A 'Carta de Deus' - Albert Einstein
Abaixo a versão completa da carta de Albert Einstein traduzida para português da versão inglês.
Princeton, 1. 3. 1954
Caro Sr. Gutkind,
Inspirado pelas repetidas sugestões de Brouwer, li muito do seu livro nos últimos dias: muito obrigado por tê-lo enviado para mim. O que me chamou particularmente a atenção foi o seguinte. Somos em grande parte semelhantes em relação à nossa atitude factual para com a vida e a comunidade humana: um ideal que vai além do interesse próprio, com a busca pela liberação dos desejos orientados pelo ego, a busca pela melhoria e refinamento da existência, com ênfase no elemento puramente humano, pelo qual coisas inanimadas devem ser percebidas puramente como um meio, ao qual nenhuma função dominante deve ser atribuída. (É especialmente essa atitude que nos une como uma atitude autenticamente "não americana").
No entanto, sem o incentivo de Brouwer, nunca teria me comprometido tão de perto com seu livro, porque está escrito em uma linguagem que é inacessível para mim. A palavra Deus não é para mim nada além da expressão e produto das fraquezas humanas, a Bíblia uma coleção de lendas veneráveis, mas ainda assim bastante primitivas. Nenhuma interpretação, por mais sutil que seja, pode (para mim) mudar algo sobre isso. Essas interpretações refinadas são naturalmente muito diversas e têm virtualmente nada a ver com o texto original. Para mim, a religião judaica não adulterada é, como todas as outras religiões, uma encarnação de superstição primitiva. E o povo judeu, ao qual felizmente pertenço e em cuja mentalidade me sinto profundamente ancorado, para mim não tem nenhuma dignidade diferente de todos os outros povos. Na medida em que minha experiência vai, eles não são de fato melhores do que outros grupos humanos, mesmo que estejam protegidos dos piores excessos pela falta de poder. De outra forma, não posso perceber nada de "escolhido" sobre eles.

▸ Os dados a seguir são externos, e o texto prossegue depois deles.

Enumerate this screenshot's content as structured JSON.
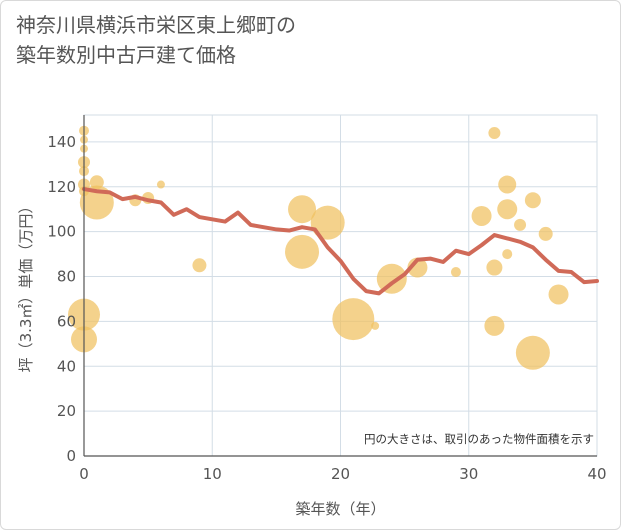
{
  "title_line1": "神奈川県横浜市栄区東上郷町の",
  "title_line2": "築年数別中古戸建て価格",
  "note": "円の大きさは、取引のあった物件面積を示す",
  "colors": {
    "bubble": "#f0c060",
    "line": "#d06a58",
    "grid": "#d3dde6",
    "axis": "#555555"
  },
  "chart_data": {
    "type": "scatter",
    "xlabel": "築年数（年）",
    "ylabel": "坪（3.3㎡）単価（万円）",
    "xlim": [
      0,
      40
    ],
    "ylim": [
      0,
      152
    ],
    "xticks": [
      0,
      10,
      20,
      30,
      40
    ],
    "yticks": [
      0,
      20,
      40,
      60,
      80,
      100,
      120,
      140
    ],
    "bubbles": [
      {
        "x": 0,
        "y": 145,
        "s": 5
      },
      {
        "x": 0,
        "y": 141,
        "s": 4
      },
      {
        "x": 0,
        "y": 137,
        "s": 4
      },
      {
        "x": 0,
        "y": 131,
        "s": 6
      },
      {
        "x": 0,
        "y": 127,
        "s": 5
      },
      {
        "x": 0,
        "y": 121,
        "s": 6
      },
      {
        "x": 0,
        "y": 118,
        "s": 5
      },
      {
        "x": 0,
        "y": 63,
        "s": 16
      },
      {
        "x": 0,
        "y": 52,
        "s": 13
      },
      {
        "x": 1,
        "y": 113,
        "s": 17
      },
      {
        "x": 1,
        "y": 122,
        "s": 7
      },
      {
        "x": 4,
        "y": 114,
        "s": 6
      },
      {
        "x": 5,
        "y": 115,
        "s": 6
      },
      {
        "x": 6,
        "y": 121,
        "s": 4
      },
      {
        "x": 9,
        "y": 85,
        "s": 7
      },
      {
        "x": 17,
        "y": 110,
        "s": 14
      },
      {
        "x": 17,
        "y": 91,
        "s": 17
      },
      {
        "x": 19,
        "y": 104,
        "s": 17
      },
      {
        "x": 21,
        "y": 61,
        "s": 21
      },
      {
        "x": 22.7,
        "y": 58,
        "s": 4
      },
      {
        "x": 24,
        "y": 79,
        "s": 15
      },
      {
        "x": 26,
        "y": 84,
        "s": 10
      },
      {
        "x": 29,
        "y": 82,
        "s": 5
      },
      {
        "x": 31,
        "y": 107,
        "s": 10
      },
      {
        "x": 32,
        "y": 144,
        "s": 6
      },
      {
        "x": 32,
        "y": 84,
        "s": 8
      },
      {
        "x": 32,
        "y": 58,
        "s": 10
      },
      {
        "x": 33,
        "y": 121,
        "s": 9
      },
      {
        "x": 33,
        "y": 110,
        "s": 10
      },
      {
        "x": 33,
        "y": 90,
        "s": 5
      },
      {
        "x": 34,
        "y": 103,
        "s": 6
      },
      {
        "x": 35,
        "y": 114,
        "s": 8
      },
      {
        "x": 35,
        "y": 46,
        "s": 17
      },
      {
        "x": 36,
        "y": 99,
        "s": 7
      },
      {
        "x": 37,
        "y": 72,
        "s": 10
      }
    ],
    "trend": {
      "x": [
        0,
        1,
        2,
        3,
        4,
        5,
        6,
        7,
        8,
        9,
        10,
        11,
        12,
        13,
        14,
        15,
        16,
        17,
        18,
        19,
        20,
        21,
        22,
        23,
        24,
        25,
        26,
        27,
        28,
        29,
        30,
        31,
        32,
        33,
        34,
        35,
        36,
        37,
        38,
        39,
        40
      ],
      "y": [
        119,
        118,
        117.5,
        114.5,
        115.5,
        114,
        113,
        107.5,
        110,
        106.5,
        105.5,
        104.5,
        108.5,
        103,
        102,
        101,
        100.5,
        102,
        101,
        93,
        87,
        79,
        73.5,
        72.5,
        77,
        81,
        87.5,
        88,
        86.5,
        91.5,
        90,
        94,
        98.5,
        97,
        95.5,
        93,
        87.5,
        82.5,
        82,
        77.5,
        78
      ]
    }
  }
}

Em geral, me dói que você reivindique uma posição privilegiada e tente defendê-la por meio de duas paredes de orgulho, uma externa como ser humano e outra interna como judeu. Como ser humano, você reivindica, até certo ponto, uma dispensa da causalidade que, de outra forma, você aceita; como judeu, um status privilegiado para o monoteísmo. Mas uma causalidade limitada não é mais uma causalidade, como nosso maravilhoso Spinoza reconheceu originalmente com absoluta clareza. E a concepção animista das religiões naturais não é cancelada por monopolização. Com tais paredes, só podemos alcançar uma certa auto-enganação; mas nossos esforços morais não são promovidos por elas. Muito pelo contrário.
Agora que eu expressei nossas diferenças em convicções intelectuais completamente abertamente, ainda está claro para mim que somos muito próximos um do outro nos aspectos essenciais, ou seja, em nossas avaliações do comportamento humano. O que nos divide é apenas a embalagem intelectual ou a "racionalização", na linguagem freudiana. Então, acredito que nos entenderíamos muito bem se conversássemos sobre coisas concretas.